Israeli Researchers Progressing Toware Ebola Cure

YERUSHALAYIM

On August 8, the World Health Organization declared the West African Ebola epidemic, which has killed about 1,000 people, an international public-health emergency. It called upon member states and private donors to expend greater resources toward finding a cure for the worst Ebola outbreak in history. Currently there is no vaccine or cure.

Significant gains in this field are happening in Israel, where Dr. Leslie Lobel and Dr. Victoria Yavelsky have been working for years to track down all survivors of the Ebola and Marburg viruses in Uganda and take blood samples from them. Both of these Equatorial viruses cause hemorrhagic fever and kill close to 90 percent of victims.

The two scientists are working to isolate monoclonal antibodies that neutralize the virus in their lab at Ben-Gurion University of the Negev.

With funding from the U.S. National Institutes of Health and other resources, their lab is now getting ready to test its human monoclonal antibodies in mice.

“We have a five-year plan and I believe we could have proof of concept in three to five years,” Lobel predicts. “If we can prove it in two animal models we can eventually use it in humans.”

Lobel, a 2002 American immigrant educated at Columbia University, notes that the work being done at Ben-Gurion University is essential since there are few studies on survivors of Ebola.

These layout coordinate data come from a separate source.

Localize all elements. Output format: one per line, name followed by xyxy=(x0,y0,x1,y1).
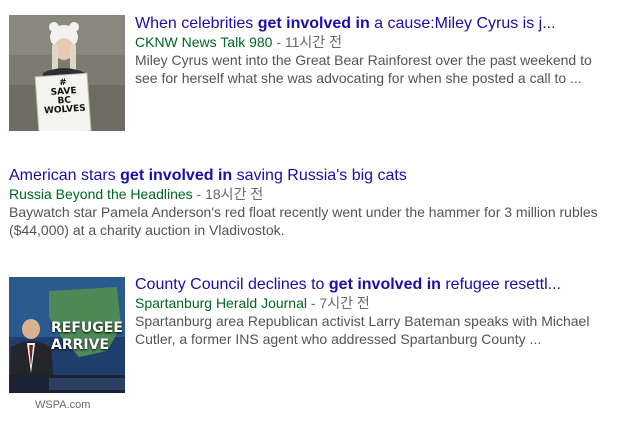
sign-text: # SAVE BC WOLVES xyxy=(43,77,87,117)
news-result: REFUGEE ARRIVE WSPA.com County Council d… xyxy=(9,271,609,421)
result-time: - 18시간 전 xyxy=(192,186,264,202)
result-time: - 7시간 전 xyxy=(307,295,370,311)
news-result: American stars get involved in saving Ru… xyxy=(9,166,609,246)
result-title-link[interactable]: When celebrities get involved in a cause… xyxy=(135,14,610,33)
result-thumbnail[interactable]: # SAVE BC WOLVES xyxy=(9,15,125,131)
thumb-banner-text: REFUGEE ARRIVE xyxy=(51,320,123,353)
result-snippet: Miley Cyrus went into the Great Bear Rai… xyxy=(135,52,592,86)
result-source: Spartanburg Herald Journal - 7시간 전 xyxy=(135,295,370,311)
result-title-link[interactable]: County Council declines to get involved … xyxy=(135,275,610,294)
thumb-source-caption: WSPA.com xyxy=(35,399,91,411)
result-snippet: Spartanburg area Republican activist Lar… xyxy=(135,313,590,347)
result-snippet: Baywatch star Pamela Anderson's red floa… xyxy=(9,204,598,238)
result-thumbnail[interactable]: REFUGEE ARRIVE xyxy=(9,277,125,393)
result-source: Russia Beyond the Headlines - 18시간 전 xyxy=(9,186,264,202)
result-source: CKNW News Talk 980 - 11시간 전 xyxy=(135,34,342,50)
result-title-link[interactable]: American stars get involved in saving Ru… xyxy=(9,166,609,185)
result-time: - 11시간 전 xyxy=(272,34,342,50)
news-result: # SAVE BC WOLVES When celebrities get in… xyxy=(9,8,609,138)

“We’re quite advanced in terms of studying the immune response in survivors in Central Africa to develop a prophylactic and therapeutic,” says Lobel, who travels to Uganda for his work about five times a year.

He and Yavelsky hope to develop a “passive” vaccine that would provide immediate protection against the virus. An “active” vaccine already formulated by the U.S. military, and successfully tested in monkeys, takes about 30 days to be effective.